9b53627 2 months ago

4.94 kB

license: mit
language:
  - zh
  - en
pipeline_tag: text-to-speech
tags:
  - comfyui
  - audiodit
  - transformers

LongCat-AudioDiT-3.5B — FP8 Weight-Only Quantized (ComfyUI)

FP8 quantized version of meituan-longcat/LongCat-AudioDiT-3.5B.

Original Model | Paper | GitHub (Original) | ComfyUI Node

What is this?

This is a weight-only FP8 quantization of LongCat-AudioDiT-3.5B — a state-of-the-art diffusion-based zero-shot TTS model by Meituan that operates directly in the waveform latent space. The quantization cuts the on-disk size roughly in half and reduces VRAM usage from ~14 GB to ~4 GB, with no perceptible quality loss in practice.

	Original (3.5B FP32)	This (3.5B FP8)
Weight dtype	float32	float8_e4m3fn
Activation dtype	bfloat16	bfloat16
Scale	—	per-tensor float32
File size	~14 GB	~4 GB
VRAM (inference)	~20 GB	~8 GB
Extra dependencies	none	none

Quantization Details

What is quantized: All linear weight matrices in the DiT transformer backbone. Non-linear weights (VAE, embeddings, layer norms, text encoder) remain in bfloat16.

Method: Per-tensor symmetric FP8

Each weight matrix is quantized using a per-tensor scale factor stored in fp8_scales.json:

scale = max(abs(W)) / FP8_MAX        # FP8_MAX = 448.0 for float8_e4m3fn
W_fp8 = round(W_fp32 / scale)        # quantize
W_bf16 = W_fp8.to(bfloat16) * scale  # dequantize at inference

No external quantization library required. Dequantization is handled automatically by the ComfyUI-LongCat-AudioDIT-TTS node pack at load time. The model is fully compatible with the original audiodit inference code once dequantized.

File layout:

model.safetensors — FP8 weight tensors
fp8_scales.json — per-tensor float32 scale factors for dequantization

Hardware Requirements

GPU: NVIDIA GPU with CUDA support
VRAM: ~8 GB
Native FP8 tensor cores: Ada Lovelace or Blackwell (RTX 4090, RTX 5090, H100, etc.) — recommended for full speed
Older GPUs (Ampere and below): Will load and run correctly. Dequantization to bfloat16 happens on all hardware, so you still get the reduced VRAM footprint even without native FP8 cores.

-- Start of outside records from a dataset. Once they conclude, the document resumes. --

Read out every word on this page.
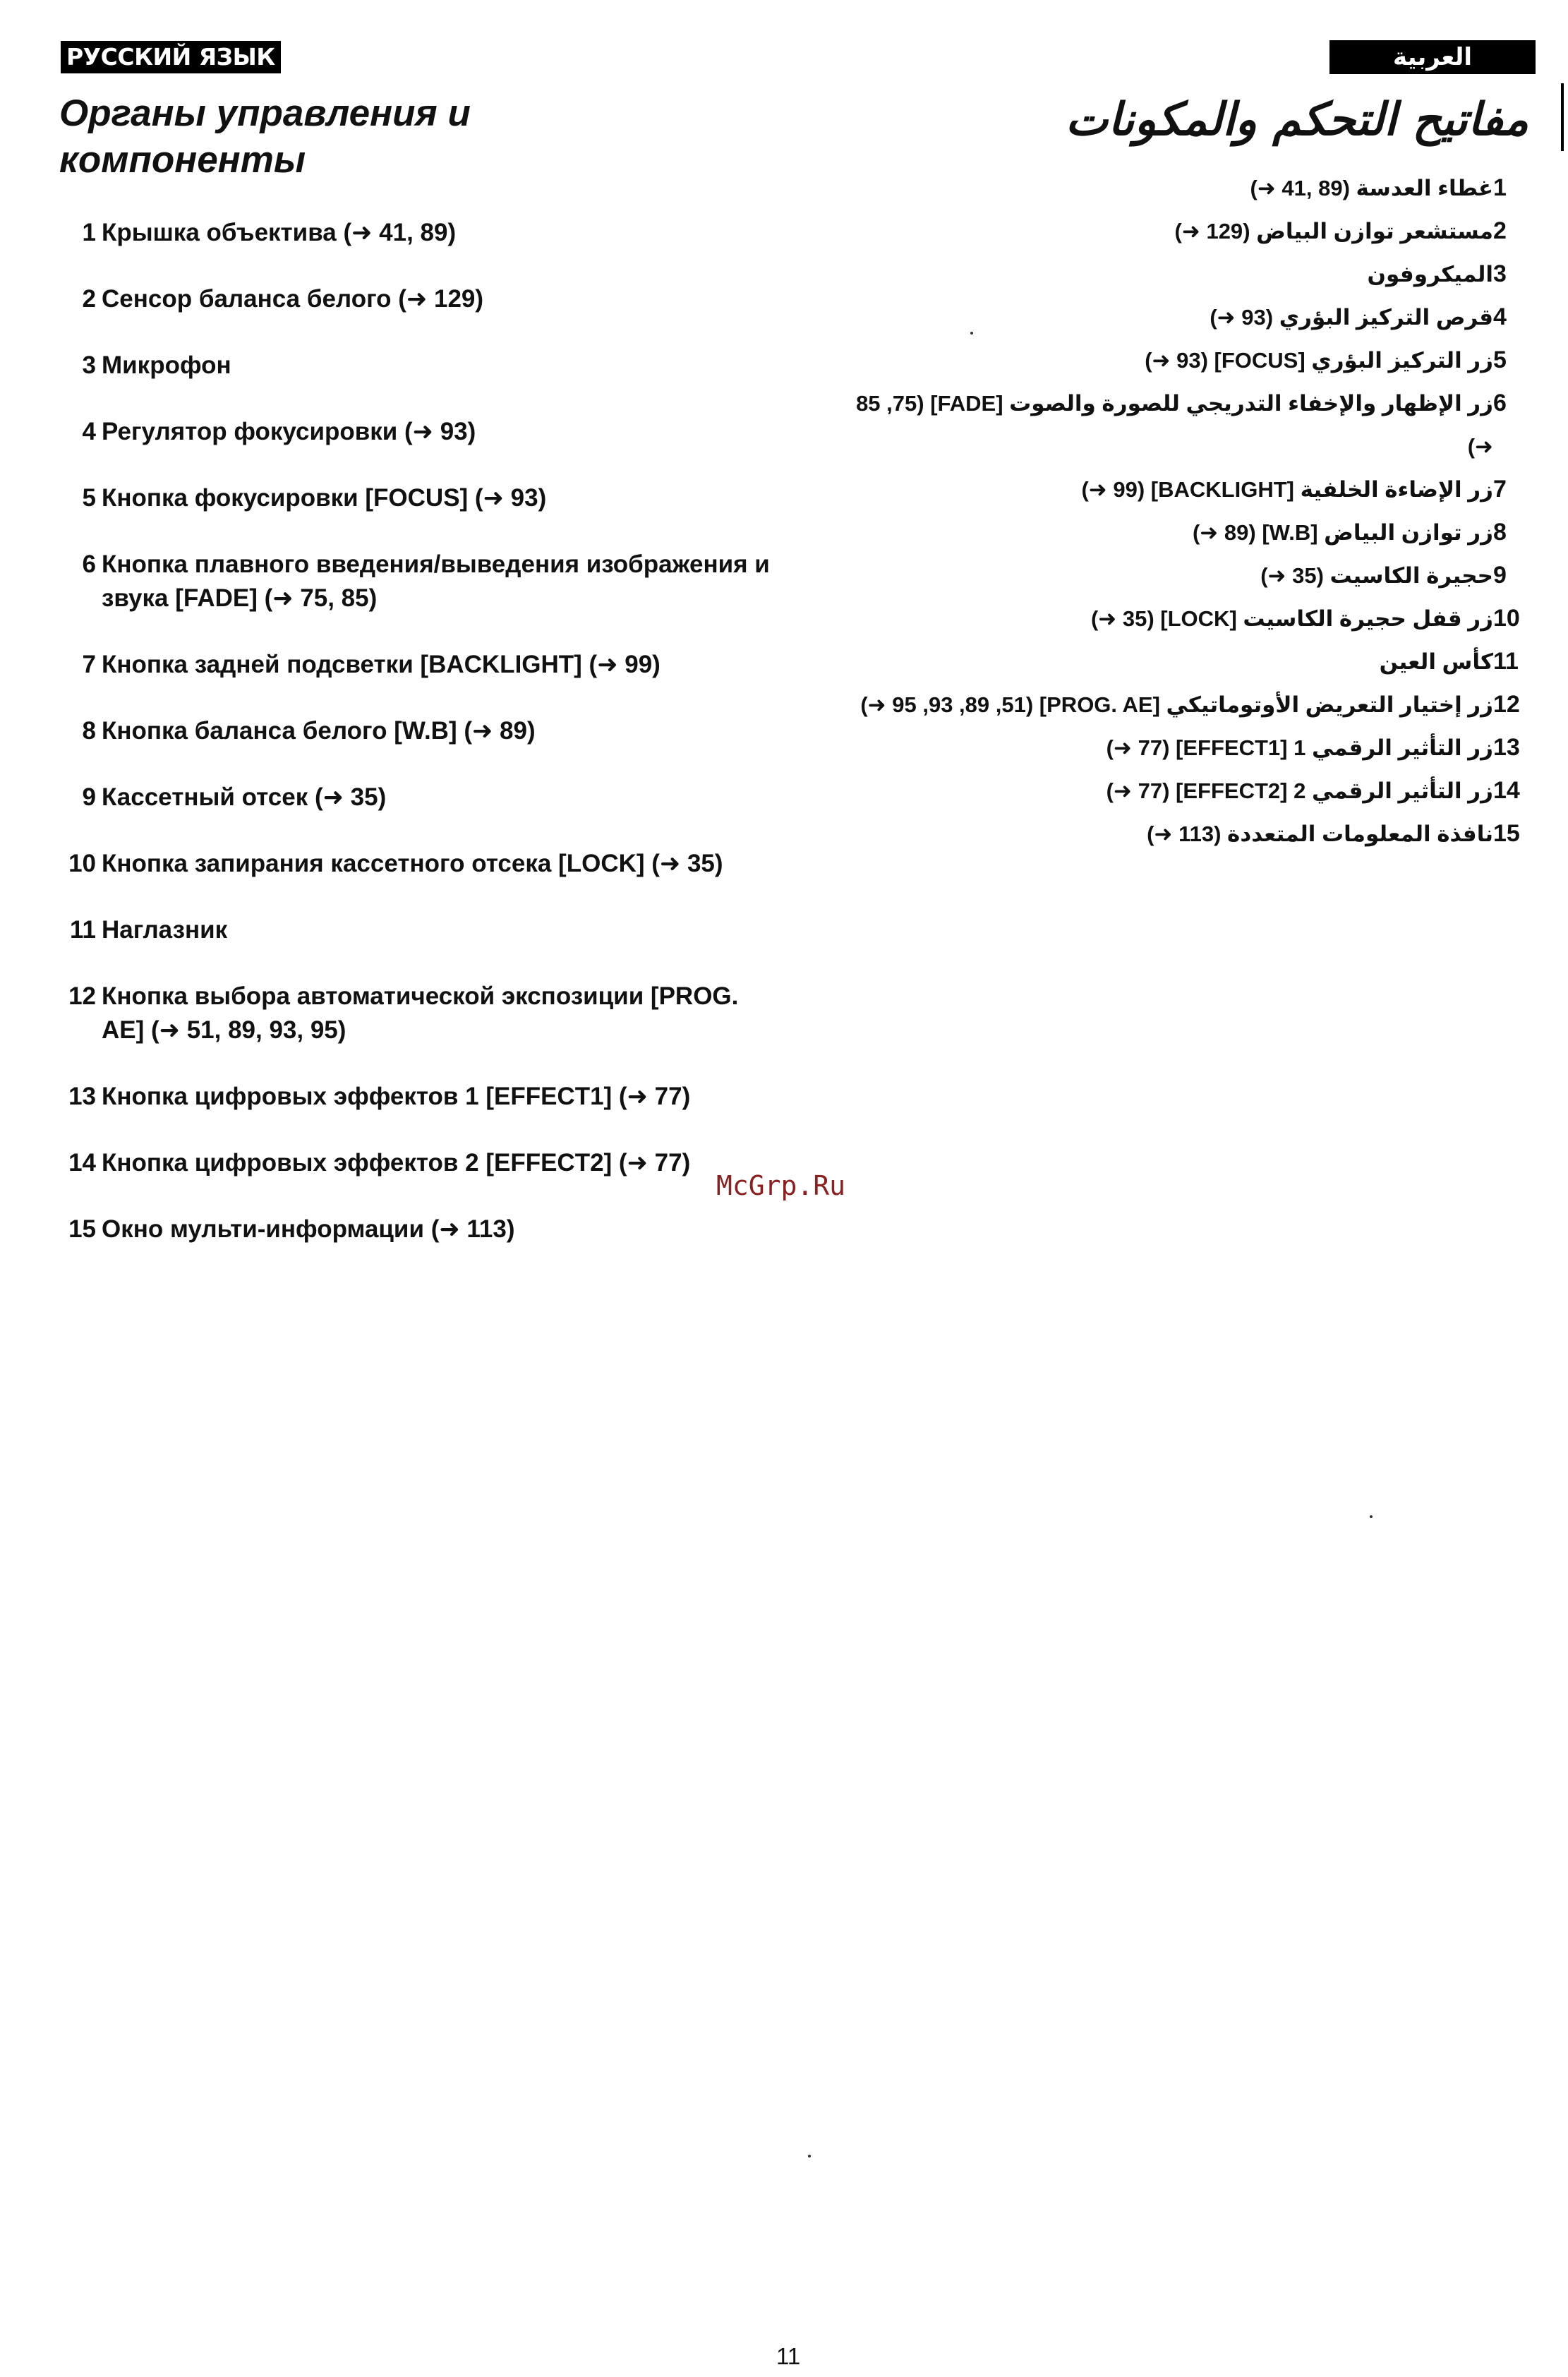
РУССКИЙ ЯЗЫК	العربية
Органы управления и компоненты
1 Крышка объектива (➜ 41, 89)
2 Сенсор баланса белого (➜ 129)
3 Микрофон
4 Регулятор фокусировки (➜ 93)
5 Кнопка фокусировки [FOCUS] (➜ 93)
6 Кнопка плавного введения/выведения изображения и звука [FADE] (➜ 75, 85)
7 Кнопка задней подсветки [BACKLIGHT] (➜ 99)
8 Кнопка баланса белого [W.B] (➜ 89)
9 Кассетный отсек (➜ 35)
10 Кнопка запирания кассетного отсека [LOCK] (➜ 35)
11 Наглазник
12 Кнопка выбора автоматической экспозиции [PROG. AE] (➜ 51, 89, 93, 95)
13 Кнопка цифровых эффектов 1 [EFFECT1] (➜ 77)
14 Кнопка цифровых эффектов 2 [EFFECT2] (➜ 77)
15 Окно мульти-информации (➜ 113)
مفاتيح التحكم والمكونات
1
غطاء العدسة (89 ,41 ➜)
2
مستشعر توازن البياض (129 ➜)
3
الميكروفون
4
قرص التركيز البؤري (93 ➜)
5
زر التركيز البؤري [FOCUS] (93 ➜)
6
زر الإظهار والإخفاء التدريجي للصورة والصوت [FADE] (85 ,75 ➜)
7
زر الإضاءة الخلفية [BACKLIGHT] (99 ➜)
8
زر توازن البياض [W.B] (89 ➜)
9
حجيرة الكاسيت (35 ➜)
10
زر قفل حجيرة الكاسيت [LOCK] (35 ➜)
11
كأس العين
12
زر إختيار التعريض الأوتوماتيكي [PROG. AE] (95 ,93 ,89 ,51 ➜)
13
زر التأثير الرقمي 1 [EFFECT1] (77 ➜)
14
زر التأثير الرقمي 2 [EFFECT2] (77 ➜)
15
نافذة المعلومات المتعددة (113 ➜)
McGrp.Ru
11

Usage — ComfyUI (Recommended)

The easiest way to use this model is with ComfyUI-LongCat-AudioDIT-TTS, which has native support for this FP8 model with zero extra setup.

Installation

Install the ComfyUI node via ComfyUI Manager (search LongCat-AudioDiT) or manually:

   cd ComfyUI/custom_nodes
   git clone https://github.com/Saganaki22/ComfyUI-LongCat-AudioDIT-TTS.git

The model auto-downloads on first use — select LongCat-AudioDiT-3.5B-fp8 from the model dropdown in any LongCat node.
Or download manually:

   huggingface-cli download drbaph/LongCat-AudioDiT-3.5B-fp8 --local-dir ComfyUI/models/audiodit/LongCat-AudioDiT-3.5B-fp8

Available Nodes

LongCat AudioDiT TTS — Zero-shot text-to-speech
LongCat AudioDiT Voice Clone TTS — Voice cloning from reference audio
LongCat AudioDiT Multi-Speaker TTS — Multi-speaker conversation synthesis

Recommended Settings

dtype: auto or bf16 — FP8 weights are dequantized to BF16 at load time
guidance_method: cfg for TTS, apg for voice cloning
steps: 16 (balanced), 32 (higher quality)
keep_model_loaded: True for repeated use

About LongCat-AudioDiT

LongCat-AudioDiT is a non-autoregressive diffusion-based TTS model from Meituan that achieves state-of-the-art zero-shot voice cloning performance on the Seed benchmark. Unlike previous methods relying on mel-spectrograms, it operates directly in the waveform latent space using only a Wav-VAE and a DiT backbone.

The 3.5B variant achieves 0.818 SIM on Seed-ZH and 0.797 SIM on Seed-Hard, surpassing both open-source and closed-source competitors.

License

This model inherits the MIT License from meituan-longcat/LongCat-AudioDiT-3.5B.

The FP8 quantization was produced by drbaph and is released under the same license.